Der sieglose Hertha-Trainer Michael Skibbe bleibt im Krisenmanagement kompromisslos positiv. Doch das Umfeld wird langsam nervös, denn die Erinnerungen an die Abstiegssaison sind noch frisch.

von
Lewan Kobiaschwili scheint zu grübeln, wo und wann Hertha die Fähigkeit zum Siegen verloren hat. Foto: dpa
Lewan Kobiaschwili scheint zu grübeln, wo und wann Hertha die Fähigkeit zum Siegen verloren hat.Foto: dpa

Michael Skibbe hat noch einen Wunsch. Nach dem Auslaufen am Sonntag und einer anschließenden Fragerunde will sich der Berliner Trainer gerade entfernen. Da hält er inne und stellt fest, dass man sich am nächsten Tag schon wieder sieht. „Aber mit anderen Fragen“, sagt Skibbe, mit Blick auf das Pokalspiel am Mittwoch, halb amüsiert zu den Fragestellern, halb nachdenklich zu sich, „endlich wieder mal andere Fragen“.

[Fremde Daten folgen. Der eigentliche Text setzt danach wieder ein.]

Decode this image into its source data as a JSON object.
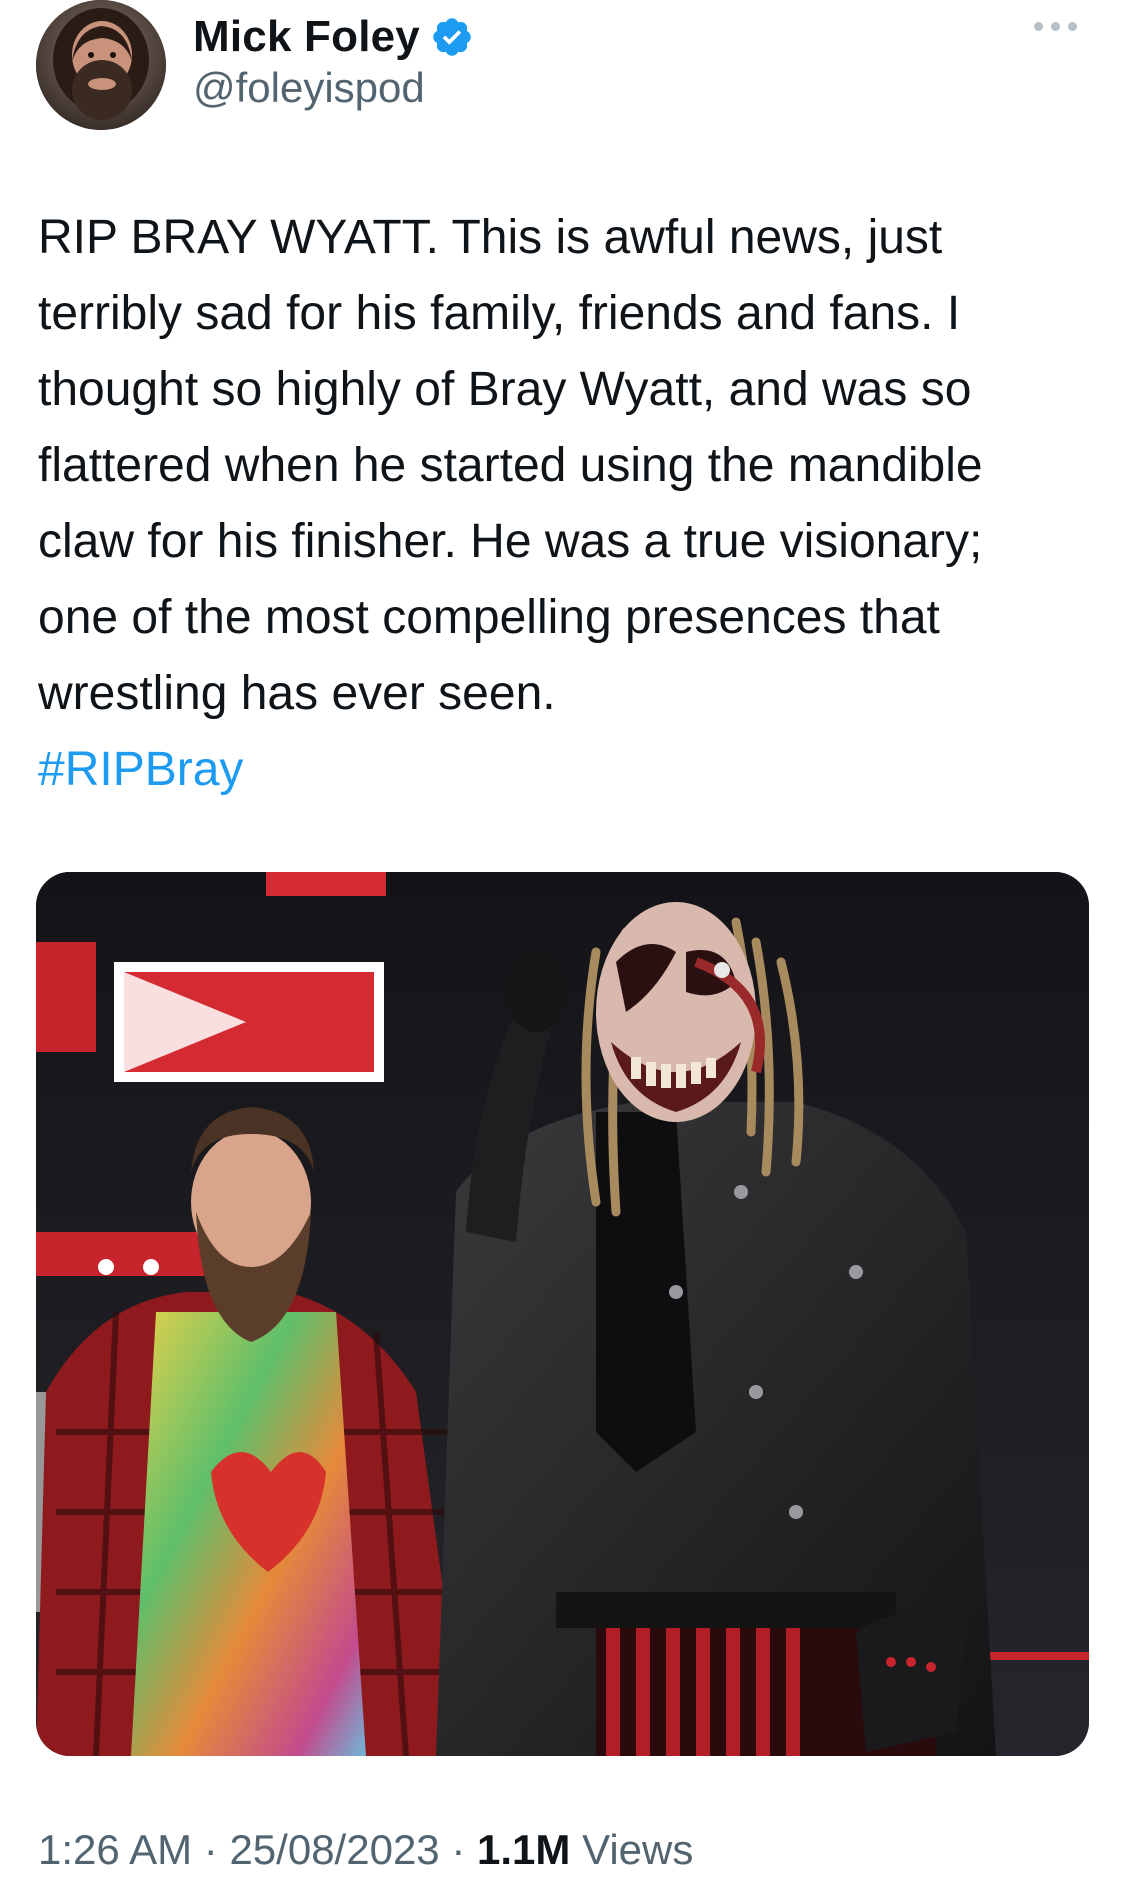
{
  "author": {
    "display_name": "Mick Foley",
    "handle": "@foleyispod",
    "verified": true,
    "avatar_icon": "profile-photo"
  },
  "tweet": {
    "text": "RIP BRAY WYATT. This is awful news, just\nterribly sad for his family, friends and fans. I\nthought so highly of Bray Wyatt, and was so\nflattered when he started using the mandible\nclaw for his finisher. He was a true visionary;\none of the most compelling presences that\nwrestling has ever seen.",
    "hashtag": "#RIPBray",
    "media_description": "photo"
  },
  "meta": {
    "time": "1:26 AM",
    "date": "25/08/2023",
    "separator": "·",
    "views_count": "1.1M",
    "views_label": "Views"
  },
  "colors": {
    "link": "#1d9bf0",
    "secondary_text": "#536471",
    "verified_badge": "#1d9bf0"
  }
}
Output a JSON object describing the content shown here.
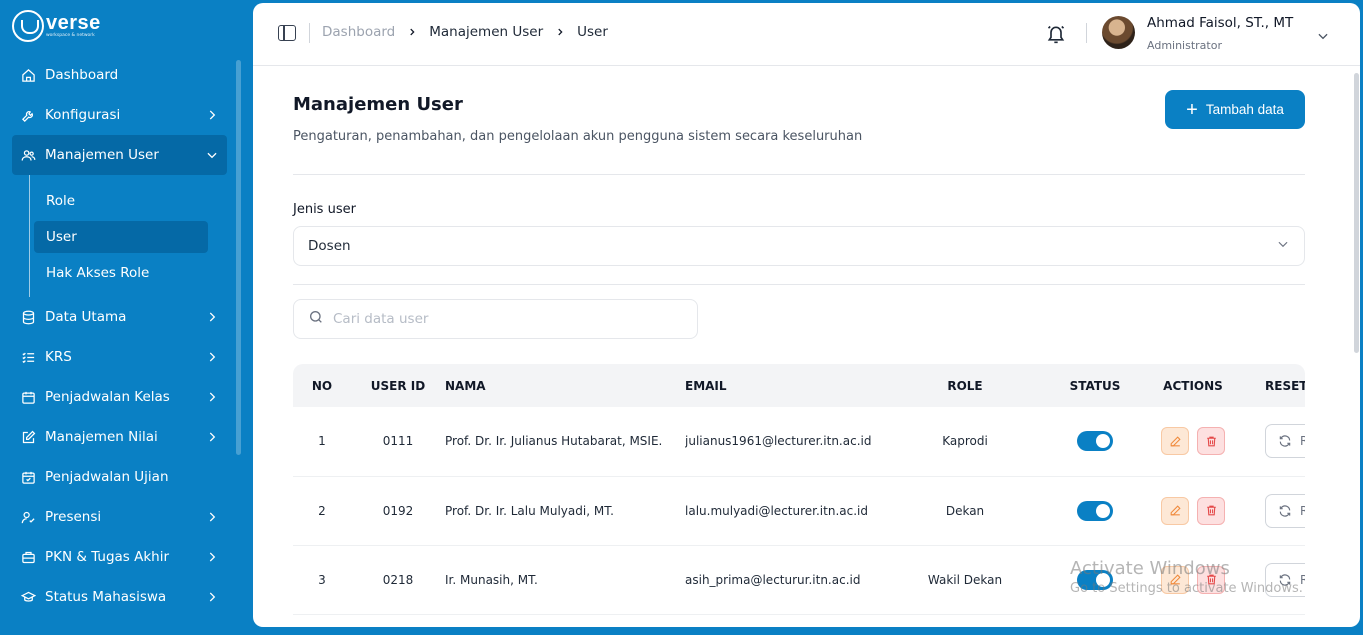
{
  "brand": {
    "word": "verse",
    "sub": "workspace & network"
  },
  "sidebar": {
    "items": [
      {
        "label": "Dashboard",
        "icon": "home-icon",
        "chevron": false
      },
      {
        "label": "Konfigurasi",
        "icon": "wrench-icon",
        "chevron": true
      },
      {
        "label": "Manajemen User",
        "icon": "users-icon",
        "chevron": true,
        "active": true
      },
      {
        "label": "Data Utama",
        "icon": "database-icon",
        "chevron": true
      },
      {
        "label": "KRS",
        "icon": "list-icon",
        "chevron": true
      },
      {
        "label": "Penjadwalan Kelas",
        "icon": "calendar-icon",
        "chevron": true
      },
      {
        "label": "Manajemen Nilai",
        "icon": "edit-icon",
        "chevron": true
      },
      {
        "label": "Penjadwalan Ujian",
        "icon": "calendar-check-icon",
        "chevron": false
      },
      {
        "label": "Presensi",
        "icon": "user-check-icon",
        "chevron": true
      },
      {
        "label": "PKN & Tugas Akhir",
        "icon": "briefcase-icon",
        "chevron": true
      },
      {
        "label": "Status Mahasiswa",
        "icon": "graduation-icon",
        "chevron": true
      }
    ],
    "submenu": [
      "Role",
      "User",
      "Hak Akses Role"
    ]
  },
  "breadcrumb": [
    "Dashboard",
    "Manajemen User",
    "User"
  ],
  "user": {
    "name": "Ahmad Faisol, ST., MT",
    "role": "Administrator"
  },
  "page": {
    "title": "Manajemen User",
    "description": "Pengaturan, penambahan, dan pengelolaan akun pengguna sistem secara keseluruhan",
    "add_button": "Tambah data",
    "filter_label": "Jenis user",
    "filter_value": "Dosen",
    "search_placeholder": "Cari data user"
  },
  "table": {
    "headers": [
      "NO",
      "USER ID",
      "NAMA",
      "EMAIL",
      "ROLE",
      "STATUS",
      "ACTIONS",
      "RESET PA"
    ],
    "reset_label": "R",
    "rows": [
      {
        "no": "1",
        "user_id": "0111",
        "nama": "Prof. Dr. Ir. Julianus Hutabarat, MSIE.",
        "email": "julianus1961@lecturer.itn.ac.id",
        "role": "Kaprodi"
      },
      {
        "no": "2",
        "user_id": "0192",
        "nama": "Prof. Dr. Ir. Lalu Mulyadi, MT.",
        "email": "lalu.mulyadi@lecturer.itn.ac.id",
        "role": "Dekan"
      },
      {
        "no": "3",
        "user_id": "0218",
        "nama": "Ir. Munasih, MT.",
        "email": "asih_prima@lecturur.itn.ac.id",
        "role": "Wakil Dekan"
      }
    ]
  },
  "watermark": {
    "line1": "Activate Windows",
    "line2": "Go to Settings to activate Windows."
  },
  "colors": {
    "primary": "#0a80c4",
    "active_nav": "#0569a6"
  }
}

Es passt Skibbe nicht in sein Krisenmanagement, ständig daran erinnert zu werden, dass Hertha BSC die ersten drei Spiele unter seiner Zuständigkeit verloren hat. Er will optimistisch bleiben, seinen Spielern und der Öffentlichkeit erzählen, dass seine Mannschaft bei der 0:1-Heimniederlage gegen Hannover „in der ersten Halbzeit ein richtig gutes Spiel gemacht hat, da braucht man nichts Negatives hineinzuinterpretieren, es ist alles im Rahmen“. Er wiederholt das, er wiederholt sogar, dass er sich jetzt wiederhole und sagt es dann noch mal. Es ist nicht alles so schlecht, wie es gemacht wird, so die Nachricht.

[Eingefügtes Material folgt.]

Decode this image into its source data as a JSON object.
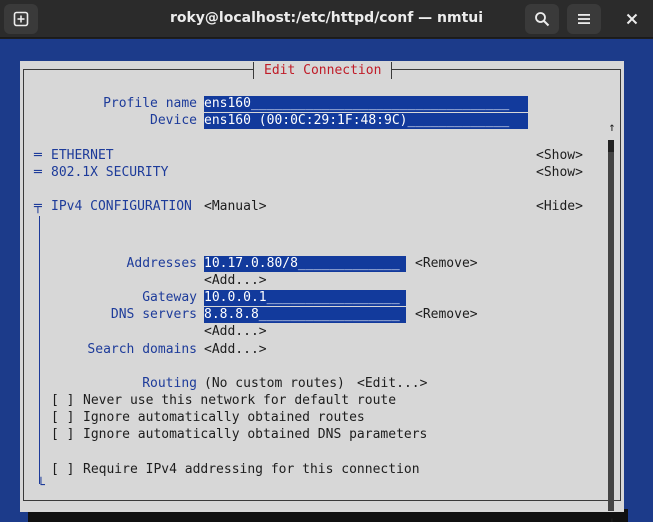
{
  "window": {
    "title": "roky@localhost:/etc/httpd/conf — nmtui"
  },
  "dialog": {
    "title": "Edit Connection",
    "profile_name": {
      "label": "Profile name",
      "value": "ens160_________________________________"
    },
    "device": {
      "label": "Device",
      "value": "ens160 (00:0C:29:1F:48:9C)_____________"
    },
    "sections": {
      "ethernet": {
        "marker": "═",
        "label": "ETHERNET",
        "action": "<Show>"
      },
      "security": {
        "marker": "═",
        "label": "802.1X SECURITY",
        "action": "<Show>"
      },
      "ipv4": {
        "marker": "╤",
        "label": "IPv4 CONFIGURATION",
        "mode": "<Manual>",
        "action": "<Hide>"
      }
    },
    "ipv4": {
      "addresses_label": "Addresses",
      "address_value": "10.17.0.80/8_____________",
      "address_remove": "<Remove>",
      "address_add": "<Add...>",
      "gateway_label": "Gateway",
      "gateway_value": "10.0.0.1_________________",
      "dns_label": "DNS servers",
      "dns_value": "8.8.8.8__________________",
      "dns_remove": "<Remove>",
      "dns_add": "<Add...>",
      "search_label": "Search domains",
      "search_add": "<Add...>",
      "routing_label": "Routing",
      "routing_value": "(No custom routes)",
      "routing_edit": "<Edit...>",
      "checkboxes": [
        {
          "box": "[ ]",
          "label": "Never use this network for default route"
        },
        {
          "box": "[ ]",
          "label": "Ignore automatically obtained routes"
        },
        {
          "box": "[ ]",
          "label": "Ignore automatically obtained DNS parameters"
        },
        {
          "box": "[ ]",
          "label": "Require IPv4 addressing for this connection"
        }
      ],
      "end_marker": "└"
    },
    "scrollbar": {
      "up": "↑",
      "down": "↓"
    }
  },
  "icons": {
    "new_tab": "new-tab-icon",
    "search": "search-icon",
    "menu": "hamburger-menu-icon",
    "close": "close-icon"
  },
  "colors": {
    "terminal_bg": "#1c3b8a",
    "dialog_bg": "#d7d7d7",
    "field_bg": "#123a9c",
    "title_red": "#c01c28",
    "label_blue": "#1d3b9a"
  }
}
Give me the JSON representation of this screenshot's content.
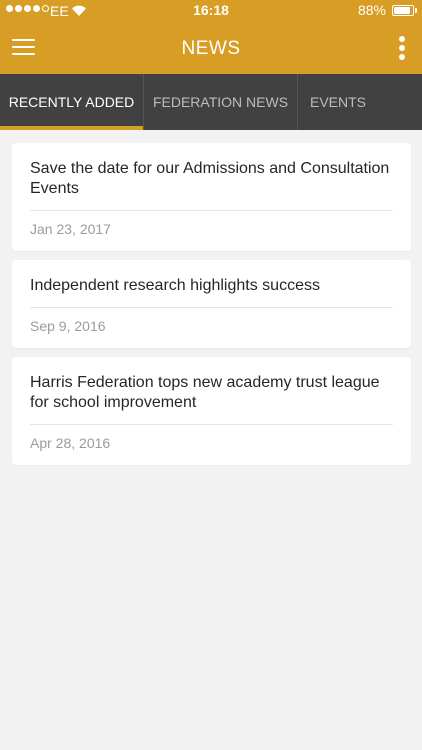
{
  "status_bar": {
    "carrier": "EE",
    "time": "16:18",
    "battery": "88%",
    "battery_level": 0.88
  },
  "app_bar": {
    "title": "NEWS",
    "menu_icon": "hamburger-menu-icon",
    "more_icon": "vertical-dots-icon"
  },
  "tabs": [
    {
      "label": "RECENTLY ADDED",
      "active": true
    },
    {
      "label": "FEDERATION NEWS",
      "active": false
    },
    {
      "label": "EVENTS",
      "active": false
    }
  ],
  "news": [
    {
      "title": "Save the date for our Admissions and Consultation Events",
      "date": "Jan 23, 2017"
    },
    {
      "title": "Independent research highlights success",
      "date": "Sep 9, 2016"
    },
    {
      "title": "Harris Federation tops new academy trust league for school improvement",
      "date": "Apr 28, 2016"
    }
  ],
  "colors": {
    "brand": "#d89d25",
    "tab_bar": "#414141",
    "background": "#f2f2f2"
  }
}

Am Morgen nach der Niederlage ist er mit dem Spielern ausgelaufen. Er macht das auch nach Siegen beziehungsweise er hat es bei anderen Teams nach Siegen gemacht. Es gibt ihm Gelegenheit, mit Spielern ungezwungen Einzelgespräche zu führen. Die eingeflüsterten Botschaften kommen dabei an, wie Fabian Lustenberger berichtet: „Er mahnt natürlich, aber der Trainer versucht, uns mit seiner positiven Art Selbstvertrauen zu geben.“ Das Ergebnis sind dann Einschätzungen wie die des Schweizers: „Die Situation ist nicht so dramatisch, wie sie beschrieben wird, Hertha ist Aufsteiger, das wird gern vergessen, und liegt immer noch im Soll.“

Im Erfolg kritisieren, im Misserfolg streicheln, das ist bei vielen Trainer ein erprobtes Instrument. Soll man einer Mannschaft, die am Boden liegt, etwa erzählen, sie könne es einfach nicht? Dass er auch anders kann, zeigt die Kabinenkritik unter der Woche, die unglücklicherweise oder glücklicherweise für Skibbe nach außen gedrungen ist.